Cell-based meat - production cost coming down, research suggests

New research has suggested that meat created in a lab could be cost-competitive with conventional meat by 2030.

The high cost of producing meat from animal cells - without harming the animal - has long been seen as a major barrier to commercialising the resulting products but now Dutch research group CE Delft has suggested that picture is changing.

Its studies model a future large-scale cultivated meat production facility and show that by 2030 the cost of cultivated meat, when manufactured at scale, could drop to US$5.66 per kg.

"This production cost will enable cultivated meat to compete with multiple forms of conventional meat or serve as a high-quality ingredient in plant-based meat products," it said.

It claims its life cycle assessment (LCA) and techno-economic assessment (TEA), supported by the organisations The Good Food Institute (GFI) and Gaia, are the first studies to use data from companies active in the cultivated meat supply chain. 

It also found that cultivated meat has a much lower impact on the environment than conventional meat.

GFI senior scientist Elliot Swartz said: "As soon as 2030, we expect to see real progress on costs for cultivated meat and massive reductions in emissions and land use brought about by the transition to this method of meat production. 

"This research signals a vote of confidence and serves as a practical roadmap for the industry to address technical and economic bottlenecks, which will further reduce climate impacts and costs. 

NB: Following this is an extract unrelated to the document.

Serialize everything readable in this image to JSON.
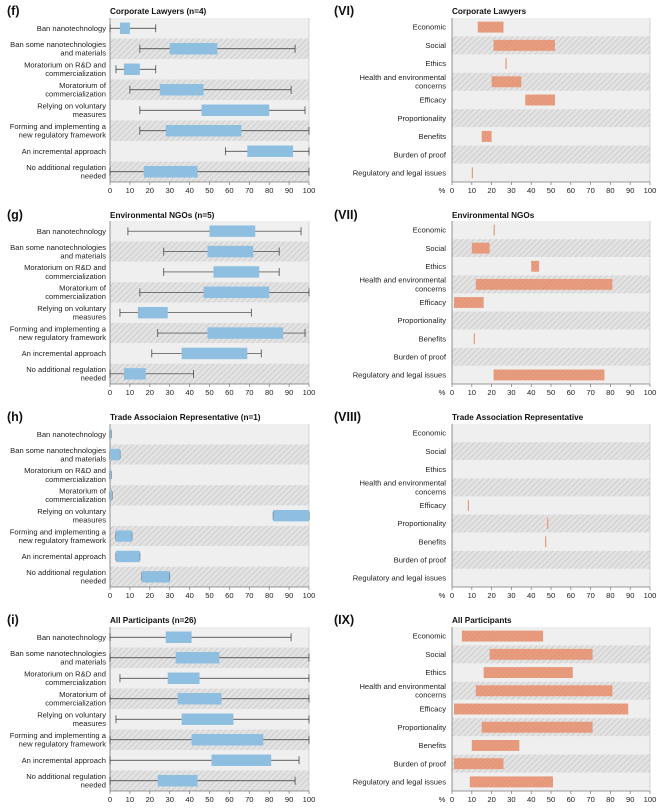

"Government investment in R&D and infrastructure will be critical to accelerating the development of cultivated meat and help us achieve global climate goals. Favourable policies and carbon markets can incentivise the restoration of agricultural land for its carbon sequestration and ecosystem services potential, maximising the climate benefits of cultivated meat." 

The LCA showed that cultivated meat, when produced using renewable energy, reduces the cumulative environmental impacts of conventional beef by approximately 93%, pork by 53%, and chicken by 29%. 

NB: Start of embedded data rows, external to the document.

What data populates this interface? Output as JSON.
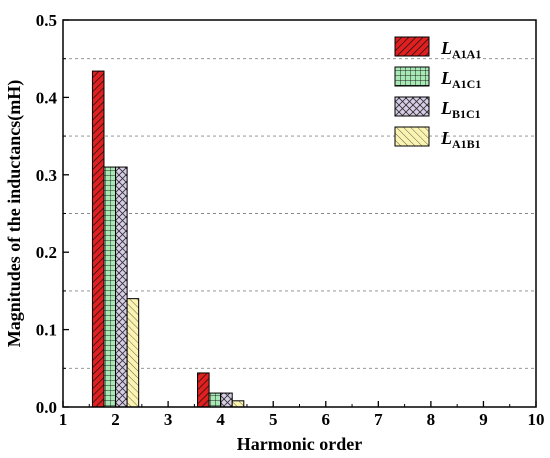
{
  "chart_data": {
    "type": "bar",
    "xlabel": "Harmonic order",
    "ylabel": "Magnitudes of the inductancs(mH)",
    "x_ticks": [
      "1",
      "2",
      "3",
      "4",
      "5",
      "6",
      "7",
      "8",
      "9",
      "10"
    ],
    "y_ticks": [
      "0.0",
      "0.1",
      "0.2",
      "0.3",
      "0.4",
      "0.5"
    ],
    "xlim": [
      1,
      10
    ],
    "ylim": [
      0,
      0.5
    ],
    "dashed_gridlines_y": [
      0.05,
      0.15,
      0.25,
      0.35,
      0.45
    ],
    "legend_placement": "top-right",
    "categories": [
      2,
      4
    ],
    "series": [
      {
        "name_main": "L",
        "name_sub": "A1A1",
        "color": "#e02020",
        "hatch": "diagonal",
        "values": [
          0.434,
          0.044
        ]
      },
      {
        "name_main": "L",
        "name_sub": "A1C1",
        "color": "#a8e8b4",
        "hatch": "grid",
        "values": [
          0.31,
          0.018
        ]
      },
      {
        "name_main": "L",
        "name_sub": "B1C1",
        "color": "#d8cde8",
        "hatch": "crosshatch",
        "values": [
          0.31,
          0.018
        ]
      },
      {
        "name_main": "L",
        "name_sub": "A1B1",
        "color": "#fbf3b0",
        "hatch": "backdiagonal",
        "values": [
          0.14,
          0.008
        ]
      }
    ]
  }
}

CE Delft senior researcher Ingrid Odegard said: "With this analysis, we show that cultivated meat presents as an achievable low-carbon, cost-competitive agricultural technology that can play a major role in achieving a carbon-neutral food system. 

"This research provides a solid base on which companies can build, improve and advance in their goal of producing cultivated meat sustainably at scale and at a competitive price point."